Chuck felt his throat tighten up. He swallowed. “Matt, Mini's been with the program from pretty early on. She has a bright, experimental nature.”

“She's helped us hone our approach a lot,” Eugene added.

Matt skewered them both with his too-direct gaze. “We need to prove to potential investors that what we're working on can have real-world benefits.”

“Real world?” Chuck laughed, pointing at the screen. “Video games?”

“Not only is video gaming a huge market,” Matt said calmly—infuriatingly so, if Chuck was being honest about it—“but it provides a great prototype process to show that neurokinetics will allow programmers to code and test that code much more efficiently and effectively. And again, we've already got a programmer in the existing plan who happens to be an artist as well. Troll creates his own creatures, after all, and programs their movements. I'd say he's ideal—as is his discipline—to give us the sort of model that would interest investors and potential customers.”

Chuck exhaled noisily. “Fine. Okay. I see that. But what about applications for people with mobility issues?”

“I don't think we need to test using handicapped people at this juncture,” said Matt, glancing at Chuck. “Whatever Troll can do in the realm of programming or Sara can do with a CAD/CAM machine, a handicapped programmer or designer could do just as
well.” He swung his chair toward Chuck, his eyes bright. “Think of it. Our neural interface could allow a handicapped engineer to run a CAD/CAM program and let construction workers safely run dangerous equipment or perform dangerous procedures from a distance. Just think of the benefits to rescue operations or firefighting.”

“I
am
thinking of those things.”

“Have you thought about how hard they'd be to test, though? Are we going to burn down some buildings to show that a fire truck can put out a blaze without a squadron of firefighters putting their lives on the line? Have you considered how expensive it would be to even attempt to explore that before we've proven the efficacy of the tech for other, smaller disciplines?”

He had a point. “Fine, but computer games?”

Matt leaned toward his partner, his elbows on the table, his face earnest. “Chuck, today computer games, tomorrow medical programs that allow doctors to do delicate manipulations inside the human body without having to use tools that are too large for the job. We need to demonstrate the efficacy of the process in a way that makes the point but without endangering any lives. Say we did test a medical application right out of the box. Who'd sign up for that study?”

“Nobody.”

“Exactly. Now, let's get back to work here. We have security, CAD/CAM, and video game creation and testing. What's next?”

What was next was construction. Chuck started to argue against it, but Matt convinced him this was the ideal way to find out if their tech could allow a seasoned construction worker to manipulate large machinery. Surely they could afford one little backhoe.
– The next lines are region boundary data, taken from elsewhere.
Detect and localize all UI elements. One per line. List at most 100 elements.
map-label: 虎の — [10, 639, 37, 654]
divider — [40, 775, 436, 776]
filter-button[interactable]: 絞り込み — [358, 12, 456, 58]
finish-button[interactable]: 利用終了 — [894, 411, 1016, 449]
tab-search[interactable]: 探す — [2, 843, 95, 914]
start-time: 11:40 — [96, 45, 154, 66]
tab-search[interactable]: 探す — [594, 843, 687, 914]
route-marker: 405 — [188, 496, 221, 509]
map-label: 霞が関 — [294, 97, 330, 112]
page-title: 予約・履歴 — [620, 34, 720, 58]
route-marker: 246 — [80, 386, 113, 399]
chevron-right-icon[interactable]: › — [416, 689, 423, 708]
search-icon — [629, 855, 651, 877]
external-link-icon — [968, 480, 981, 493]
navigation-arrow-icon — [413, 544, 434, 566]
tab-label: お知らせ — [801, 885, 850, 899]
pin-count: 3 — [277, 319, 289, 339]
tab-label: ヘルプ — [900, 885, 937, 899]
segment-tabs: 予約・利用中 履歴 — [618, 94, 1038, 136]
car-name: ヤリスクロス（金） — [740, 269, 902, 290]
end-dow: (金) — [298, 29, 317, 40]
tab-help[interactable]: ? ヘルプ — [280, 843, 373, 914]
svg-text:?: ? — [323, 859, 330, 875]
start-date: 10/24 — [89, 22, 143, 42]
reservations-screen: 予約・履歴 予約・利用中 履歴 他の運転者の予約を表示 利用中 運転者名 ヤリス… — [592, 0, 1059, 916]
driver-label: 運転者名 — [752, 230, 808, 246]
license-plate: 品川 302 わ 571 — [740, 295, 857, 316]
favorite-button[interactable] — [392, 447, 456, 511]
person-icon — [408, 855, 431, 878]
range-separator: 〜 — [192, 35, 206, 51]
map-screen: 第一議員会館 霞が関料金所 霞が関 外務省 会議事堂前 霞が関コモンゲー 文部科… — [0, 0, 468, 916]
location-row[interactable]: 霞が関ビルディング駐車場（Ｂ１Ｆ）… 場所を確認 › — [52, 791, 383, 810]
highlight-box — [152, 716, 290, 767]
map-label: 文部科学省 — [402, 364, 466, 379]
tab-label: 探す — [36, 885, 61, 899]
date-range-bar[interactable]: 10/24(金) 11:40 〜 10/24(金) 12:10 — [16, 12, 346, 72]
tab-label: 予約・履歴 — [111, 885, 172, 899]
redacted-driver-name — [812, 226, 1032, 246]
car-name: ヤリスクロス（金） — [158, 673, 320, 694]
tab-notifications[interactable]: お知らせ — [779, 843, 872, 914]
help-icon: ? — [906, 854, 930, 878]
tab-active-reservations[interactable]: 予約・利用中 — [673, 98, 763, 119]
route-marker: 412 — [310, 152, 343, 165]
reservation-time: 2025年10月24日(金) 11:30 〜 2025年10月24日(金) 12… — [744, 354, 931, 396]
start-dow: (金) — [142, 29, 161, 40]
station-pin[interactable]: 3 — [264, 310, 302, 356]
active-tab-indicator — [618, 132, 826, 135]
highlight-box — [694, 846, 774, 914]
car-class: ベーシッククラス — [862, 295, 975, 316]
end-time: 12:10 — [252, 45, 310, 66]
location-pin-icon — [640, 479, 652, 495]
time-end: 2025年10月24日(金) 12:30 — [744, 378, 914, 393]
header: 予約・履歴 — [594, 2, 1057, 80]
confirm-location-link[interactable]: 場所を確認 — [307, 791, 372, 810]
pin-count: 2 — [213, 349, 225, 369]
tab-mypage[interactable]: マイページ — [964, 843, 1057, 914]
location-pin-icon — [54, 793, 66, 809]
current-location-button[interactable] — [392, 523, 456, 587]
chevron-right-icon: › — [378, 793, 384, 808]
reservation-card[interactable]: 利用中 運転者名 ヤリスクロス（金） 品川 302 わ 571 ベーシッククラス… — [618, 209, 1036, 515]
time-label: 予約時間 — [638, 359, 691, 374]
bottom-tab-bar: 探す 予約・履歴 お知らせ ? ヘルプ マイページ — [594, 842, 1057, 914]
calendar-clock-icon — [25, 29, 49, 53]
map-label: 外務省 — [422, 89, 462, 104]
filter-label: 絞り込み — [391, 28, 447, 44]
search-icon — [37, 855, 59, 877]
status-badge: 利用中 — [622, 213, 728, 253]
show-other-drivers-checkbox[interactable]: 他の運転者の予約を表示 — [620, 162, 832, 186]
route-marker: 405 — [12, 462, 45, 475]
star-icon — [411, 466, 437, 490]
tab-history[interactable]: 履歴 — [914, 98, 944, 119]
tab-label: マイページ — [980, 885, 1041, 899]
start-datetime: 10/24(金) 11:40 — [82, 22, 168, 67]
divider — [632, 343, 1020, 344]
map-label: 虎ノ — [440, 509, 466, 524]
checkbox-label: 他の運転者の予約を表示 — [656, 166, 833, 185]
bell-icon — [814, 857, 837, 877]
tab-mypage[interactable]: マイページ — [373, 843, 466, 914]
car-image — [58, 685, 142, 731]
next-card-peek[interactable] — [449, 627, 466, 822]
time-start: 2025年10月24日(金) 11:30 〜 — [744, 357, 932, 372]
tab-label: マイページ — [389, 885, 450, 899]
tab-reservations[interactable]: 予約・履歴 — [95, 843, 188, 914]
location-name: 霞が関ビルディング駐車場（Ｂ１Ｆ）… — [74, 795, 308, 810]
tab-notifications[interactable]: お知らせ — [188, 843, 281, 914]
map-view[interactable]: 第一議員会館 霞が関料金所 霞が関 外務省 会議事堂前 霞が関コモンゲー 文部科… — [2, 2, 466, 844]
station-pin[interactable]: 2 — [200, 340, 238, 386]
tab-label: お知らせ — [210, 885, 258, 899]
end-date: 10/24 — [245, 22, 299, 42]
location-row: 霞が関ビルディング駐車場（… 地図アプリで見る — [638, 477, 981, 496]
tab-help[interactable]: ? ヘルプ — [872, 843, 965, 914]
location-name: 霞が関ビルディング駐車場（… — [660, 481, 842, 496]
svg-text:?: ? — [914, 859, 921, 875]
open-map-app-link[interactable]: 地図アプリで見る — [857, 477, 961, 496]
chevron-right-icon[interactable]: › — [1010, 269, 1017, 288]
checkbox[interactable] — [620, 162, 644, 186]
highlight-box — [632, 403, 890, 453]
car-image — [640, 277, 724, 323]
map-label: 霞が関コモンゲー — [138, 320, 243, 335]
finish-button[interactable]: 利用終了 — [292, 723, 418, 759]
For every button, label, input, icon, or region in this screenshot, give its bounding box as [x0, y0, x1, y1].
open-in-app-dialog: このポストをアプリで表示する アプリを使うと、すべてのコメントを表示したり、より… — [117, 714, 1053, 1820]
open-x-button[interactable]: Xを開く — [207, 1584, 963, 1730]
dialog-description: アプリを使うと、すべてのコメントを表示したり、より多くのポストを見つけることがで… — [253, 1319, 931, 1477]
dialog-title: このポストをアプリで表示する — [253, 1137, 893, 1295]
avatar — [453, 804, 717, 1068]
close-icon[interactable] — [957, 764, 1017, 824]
The final list was tightly focused: CAD/CAM, programming, video game play, construction, and security. Matt's argument—
from which he could not be turned—was that those were gateway applications for all others.

Chuck could not help but note that they were also the most commercial—and were Matt's original list.

CHUCK HAD EXPECTED IT WOULD
be hard to tell Mini Mause she wasn't needed for the program anymore. He hadn't expected it would be harder on him than it was on her and that she would end up consoling him for letting her go.

“Hey, it's okay, Doc,” she told him, one small, capable hand on his shoulder.

They sat face-to-face in a couple of side chairs in his large, bright office on the lower level of the building. He had been unable to sit across a desk from her like a college professor flunking a student . . . or a boss firing an employee.